Contrary to hypotheses, no intervention appeared significantly and consistently stronger than others in reducing SITBs. Treatment efficacy was similar across age groups; however, the efficacy among child/adolescent populations was slightly weaker in the few studies that focused on this age group. Unfortunately, treatments were not found to be stronger across time.
Conclusions & Future Directions
Overall, the findings of the meta-analysis are disappointing and suggest weak effects for available SITB interventions. Results highlight the need for fundamental change in how the field approaches SITB interventions. The researchers suggest several directions for future research.

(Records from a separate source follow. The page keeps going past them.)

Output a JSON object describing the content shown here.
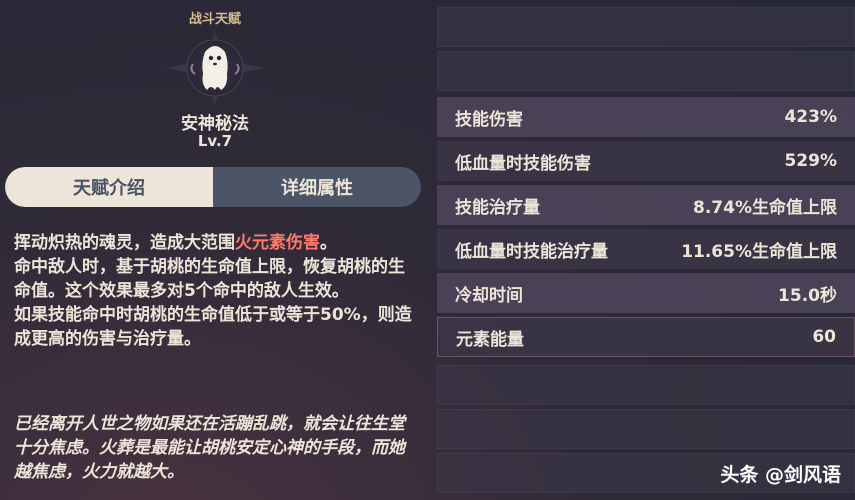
{
  "talent": {
    "category": "战斗天赋",
    "name": "安神秘法",
    "level": "Lv.7",
    "emblem_icon": "ghost-icon"
  },
  "tabs": [
    {
      "label": "天赋介绍",
      "active": true
    },
    {
      "label": "详细属性",
      "active": false
    }
  ],
  "description": {
    "line1_prefix": "挥动炽热的魂灵，造成大范围",
    "line1_highlight": "火元素伤害",
    "line1_suffix": "。",
    "body": "命中敌人时，基于胡桃的生命值上限，恢复胡桃的生命值。这个效果最多对5个命中的敌人生效。\n如果技能命中时胡桃的生命值低于或等于50%，则造成更高的伤害与治疗量。",
    "highlight_color": "#ff7a6a"
  },
  "flavor_text": "已经离开人世之物如果还在活蹦乱跳，就会让往生堂十分焦虑。火葬是最能让胡桃安定心神的手段，而她越焦虑，火力就越大。",
  "stats": [
    {
      "label": "技能伤害",
      "value": "423%"
    },
    {
      "label": "低血量时技能伤害",
      "value": "529%"
    },
    {
      "label": "技能治疗量",
      "value": "8.74%生命值上限"
    },
    {
      "label": "低血量时技能治疗量",
      "value": "11.65%生命值上限"
    },
    {
      "label": "冷却时间",
      "value": "15.0秒"
    },
    {
      "label": "元素能量",
      "value": "60"
    }
  ],
  "watermark": "头条 @剑风语"
}
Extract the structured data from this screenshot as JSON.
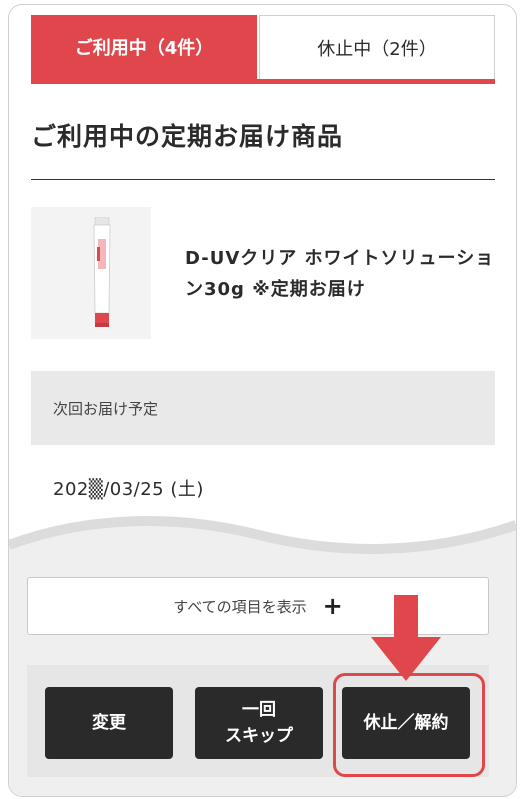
{
  "tabs": [
    {
      "label": "ご利用中（4件）",
      "active": true
    },
    {
      "label": "休止中（2件）",
      "active": false
    }
  ],
  "section_title": "ご利用中の定期お届け商品",
  "product": {
    "name": "D-UVクリア ホワイトソリューション30g ※定期お届け",
    "image_icon": "product-tube-image"
  },
  "next_delivery": {
    "label": "次回お届け予定",
    "date": "202▒/03/25 (土)"
  },
  "show_all": {
    "label": "すべての項目を表示",
    "icon": "plus-icon"
  },
  "actions": {
    "change": "変更",
    "skip_line1": "一回",
    "skip_line2": "スキップ",
    "suspend": "休止／解約"
  },
  "colors": {
    "accent": "#e0474c",
    "button": "#2a2a2a",
    "panel": "#e9e9e9"
  }
}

In designing SITB intervention studies, researchers should ensure their studies include a sufficient sample size, obscure treatment condition, increase participant retention across phases, and include representative samples when possible. Considering that two populations (adolescents and older adults) demonstrate high rates of SITBs, future RCTs should intentionally recruit and test interventions on these two age groups. Moreover, we acknowledge that some interventions may be quite strong in their ability to reduce SITBs; yet, these were omitted from this particular meta-analysis due to a lack of RCTs for these interventions. In fact, few studies to date have used RCTs to test some of the most popular SITB interventions (e.g., suicide hotlines, means restriction, inpatient hospitalization, safety planning). Although ethical issues will need to be addressed, RCTs are a necessary step to testing whether and the degree to which such interventions are useful.
Fox, K. R., Huang, X., Guzmán, E. M., Funsch, K. M., Cha, C. B., Ribeiro, J. D., & Franklin, J. C. (2020). Interventions for suicide and self-injury: A meta-analysis of randomized controlled trials across nearly 50 years of research. Psychological Bulletin,146(12), 1117–
Swannell SV, Martin GE, Page A, Hasking P, St John NJ. Prevalence of nonsuicidal self-injury in nonclinical samples: systematic review, meta-analysis and meta-regression. Suicide Life Threat Behav. 2014 Jun;44(3):273-303. doi: 10.1111/sltb.12070. Epub 2014 Jan 15. PMID: 24422986.